For Federal and Postal employees engaged in employment disputes, and where medical conditions often underlay the seismic reverberations resulting from adversarial encounters between Supervisors, Workers and Agency cohesiveness within the greater context of asserting power and authority, often the wrong focus and engagement of the issues will result in greater calamities than was necessary if the issues were properly narrowed and pragmatically determined.

For Federal and Postal employees who suffer from a medical condition, such that the medical condition prevents one from performing one or more of the essential elements of one’s job, OPM Disability Retirement may be the option most viable in solving an ongoing issue.  Filed through the U.S. Office of Personnel Management, it is a benefit accorded to all Federal and Postal employees, whether under FERS or CSRS.

In Geology, proper and precise location of fault lines may be crucial in determining essential predictive accuracy of seismic tectonic shifts; in human affairs, it is often not the fault lines which matter, but how to maneuver around them.

Sincerely,

Robert R. McGill, Esquire 
Federal Disability Retirement Lawyer

    

OPM FERS/CSRS Disability Retirement: Decorative Bookends

Such a niche industry, whether by individual craftsmen or in factory output, must have recognized years ago that trouble lay ahead.  For, with the transfer of the reading public (which in itself is shrinking daily) from paper to electronic medium in the form of ebooks, the need for such anachronisms has diminished and is on its way to extinction.

Such objects were never at the forefront of civilization’s advancement or representative of its superior culture. Unlike the Model-T, military arsenals and the advent of tabletop computers, one cannot point to them and say, “Now that was the beginning of the industrial age, the technological age, the age of modern warfare“, etc.  Instead, bookends were purchased and displayed for a quiet, unassuming, utilitarian purpose: to help books remaining standing.  One rarely went into a store and bought only a single bookend; they come in pairs, and when one of the pairs is lost or damaged, then both became less of value in terms of everyday utility.

In going through basic training in the military, a similar concept was hammered: of pairing soldiers together and working in tandem to advance towards an enemy position.  Marriage is sort of like that; the cooperation, not the warfare (although some would point more to the latter than the former as representing the institution).  And so the statistical sales of bookends has been steadily declining.

Often, for Federal and Postal employees who come to a critical point of needing to file for Federal Disability Retirement benefits from the U.S. Office of Personnel Management, the metaphorical association to the uselessness of bookends in modernity is obvious: the agency no longer supports the Federal or Postal Worker, neither in words nor in deed, and one can easily forecast the future value of one’s continuing presence.

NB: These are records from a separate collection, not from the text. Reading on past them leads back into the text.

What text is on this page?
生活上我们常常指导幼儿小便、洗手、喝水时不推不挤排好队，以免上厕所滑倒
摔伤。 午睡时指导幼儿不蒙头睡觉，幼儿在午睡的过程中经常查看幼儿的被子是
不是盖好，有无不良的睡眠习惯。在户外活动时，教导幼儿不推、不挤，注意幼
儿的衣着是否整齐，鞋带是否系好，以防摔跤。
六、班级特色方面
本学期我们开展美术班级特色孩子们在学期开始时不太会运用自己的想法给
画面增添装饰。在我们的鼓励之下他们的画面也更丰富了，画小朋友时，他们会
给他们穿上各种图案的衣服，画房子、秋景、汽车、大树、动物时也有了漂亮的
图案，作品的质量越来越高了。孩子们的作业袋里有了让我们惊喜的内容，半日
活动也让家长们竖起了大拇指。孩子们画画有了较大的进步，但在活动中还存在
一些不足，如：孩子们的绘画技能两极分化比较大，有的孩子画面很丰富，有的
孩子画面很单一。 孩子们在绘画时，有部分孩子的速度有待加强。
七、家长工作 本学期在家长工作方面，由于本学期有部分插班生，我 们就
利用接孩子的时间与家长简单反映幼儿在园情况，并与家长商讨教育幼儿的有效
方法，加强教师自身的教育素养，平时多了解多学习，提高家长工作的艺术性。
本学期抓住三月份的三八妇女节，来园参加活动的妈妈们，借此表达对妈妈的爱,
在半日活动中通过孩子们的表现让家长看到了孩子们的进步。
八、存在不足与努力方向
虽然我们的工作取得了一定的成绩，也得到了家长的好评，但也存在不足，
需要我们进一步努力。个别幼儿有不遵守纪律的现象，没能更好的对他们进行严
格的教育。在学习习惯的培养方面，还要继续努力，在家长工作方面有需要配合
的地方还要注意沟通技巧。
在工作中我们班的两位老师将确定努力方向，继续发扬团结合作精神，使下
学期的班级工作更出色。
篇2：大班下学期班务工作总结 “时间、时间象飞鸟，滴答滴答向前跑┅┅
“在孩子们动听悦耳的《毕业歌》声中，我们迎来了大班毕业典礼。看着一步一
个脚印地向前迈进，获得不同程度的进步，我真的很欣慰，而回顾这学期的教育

With the loss of such support, one feels like the singular bookend.

When that loss of agency support occurs, it is time for the Federal and Postal Worker to consider that option which exists precisely for that moment: to file for Federal Disability Retirement benefits from the U.S. Office of Personnel Management, whether under FERS or CSRS.  Work is important, but health so much more. When the bookend of the agency is lost or damaged, then one is looking at holding up one side of the spectrum.

Oh, and that metaphorical concept of the “buddy” system, taught in tactical military training? Like the singular bookend which can only hold up the rear, that’s precisely what the Federal or Postal Worker must look out for when once a medical condition is revealed to an uncaring Federal Agency or Postal Service.